The wills created by LGBTQIA+ people can reveal a lot about their relationships and chosen families. For many of our LGBTQIA+ ancestors, to live an open life, they had to leave home and start a new network of allies, friends, and chosen families. This is often exposed in their wills by who they choose to leave their possessions to.

LGBTQIA+ ancestors census record

Relationship to the Head of the Household

Census records are an amazing source for tracking long-term relationships, but the residents in a household were not always open about their relationship status. However, it is fascinating to look at how they do represent themselves under the watchful eye of the enumerator. If you have further information about your ancestors’ lives, then with some detective work, you may be able to decipher their relationships.

Watch Out For ‘Missing Records’

If your ancestor’s records appear to be missing, that can tell you just as much as finding their records. Throughout history, many families have tried to hide any evidence that their relative was part of the LGBTQIA+ community through a process of denial. This often leads to the destruction of family records and personal effects. If your family was known to keep photos, documents, and heirlooms, but nothing exists for one person, then it’s time to ask questions.

Check Occupations

As LGBTQIA+ people often had to hide who they were to avoid prosecution, working in occupations where being single was either expected or common was an easy place to hide and avoid questions.

Teachers, especially female teachers, were frequently expected to be unmarried.
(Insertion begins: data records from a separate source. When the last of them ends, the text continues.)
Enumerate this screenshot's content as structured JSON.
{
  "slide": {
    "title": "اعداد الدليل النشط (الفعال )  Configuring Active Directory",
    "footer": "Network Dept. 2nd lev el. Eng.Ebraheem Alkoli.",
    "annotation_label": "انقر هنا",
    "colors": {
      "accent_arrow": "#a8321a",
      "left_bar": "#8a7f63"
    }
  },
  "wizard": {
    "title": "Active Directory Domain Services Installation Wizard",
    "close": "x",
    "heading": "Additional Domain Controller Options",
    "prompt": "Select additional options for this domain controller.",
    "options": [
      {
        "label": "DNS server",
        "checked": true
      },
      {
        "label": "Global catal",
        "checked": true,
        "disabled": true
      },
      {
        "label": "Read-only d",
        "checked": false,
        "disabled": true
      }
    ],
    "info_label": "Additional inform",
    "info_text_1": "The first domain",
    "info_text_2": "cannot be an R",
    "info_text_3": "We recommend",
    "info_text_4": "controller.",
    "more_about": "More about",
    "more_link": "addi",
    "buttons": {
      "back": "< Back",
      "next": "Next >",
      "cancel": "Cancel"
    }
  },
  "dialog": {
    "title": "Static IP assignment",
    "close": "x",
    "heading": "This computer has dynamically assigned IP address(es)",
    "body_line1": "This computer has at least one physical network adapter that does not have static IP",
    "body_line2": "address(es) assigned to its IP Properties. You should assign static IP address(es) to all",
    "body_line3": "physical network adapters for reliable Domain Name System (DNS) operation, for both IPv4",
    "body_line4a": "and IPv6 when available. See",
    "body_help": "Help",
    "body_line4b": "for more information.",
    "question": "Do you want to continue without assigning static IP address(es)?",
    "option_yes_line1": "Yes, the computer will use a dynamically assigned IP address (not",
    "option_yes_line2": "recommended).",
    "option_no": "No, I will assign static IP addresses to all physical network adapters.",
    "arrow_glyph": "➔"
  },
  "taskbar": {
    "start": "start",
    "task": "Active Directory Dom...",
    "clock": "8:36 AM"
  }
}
The same was true for female business owners as married women had limited rights. Priests and members of some religious orders (like Catholic nuns and brothers) were required to be single. It was also unsurprising for those involved in the arts, such as actors, musicians, and playwrights, to also be unmarried.


Search the Cemeteries

In the past, LGTBQIA+ partners were sometimes buried together. For example, American business owner and writer, Charity Bryant and Sylvia Drake, lived together as a married couple for 44 years until Charity’s death in 1851. The community knew about their relationship and accepted them. Sylvia continued to live in the town until she died in 1868. They are buried together in the town cemetery under a single stone. So, keep an eye our for your ancestor being buried with someone of the same gender that they are not related to.

Research the Local LGBTQIA+ History

If your LGTBQIA+ ancestor lived in a specific location, research the local history. Look for community organisations, historical societies, or archives that may have information about queer life in that area. Attend local events or connect with LGBTQIA+ individuals in the area to learn more about the community and its history. This can give you a better understanding of the context in which your ancestor lived and may provide additional clues to their experiences.

Pride Flag

The following is a few online resources to aid you in tracing your LGBTQIS+ ancestors:

I will finish off with a few quick tips when tracing your LGBTQIA+ ancestors:

  • Never assume, generalise, or stereotype
  • Use every resource around you
  • Explore local history
  • Sometimes official records can reveal subtle clues
  • Your LGBTQIA+ ancestor may have assumed a new name or used a nickname among their friends
  • Add same-sex relationships to your online family tree

In conclusion, even though your LGBTQIA+ ancestors may not have been accepted by wider society, they may still have experienced lives full of love and have been embraced by their social circles. There is a long history of private clubs, societies, and public houses that offered a safe haven for LGTBQIA+ people. For this reason, it’s so important to understand the local history of the area your ancestor lived. Was it known to be a progressive area? Is there evidence of activism or known clubs or societies in the area? Explore sources outside of the traditional genealogy records to get the fullest, most vibrant picture.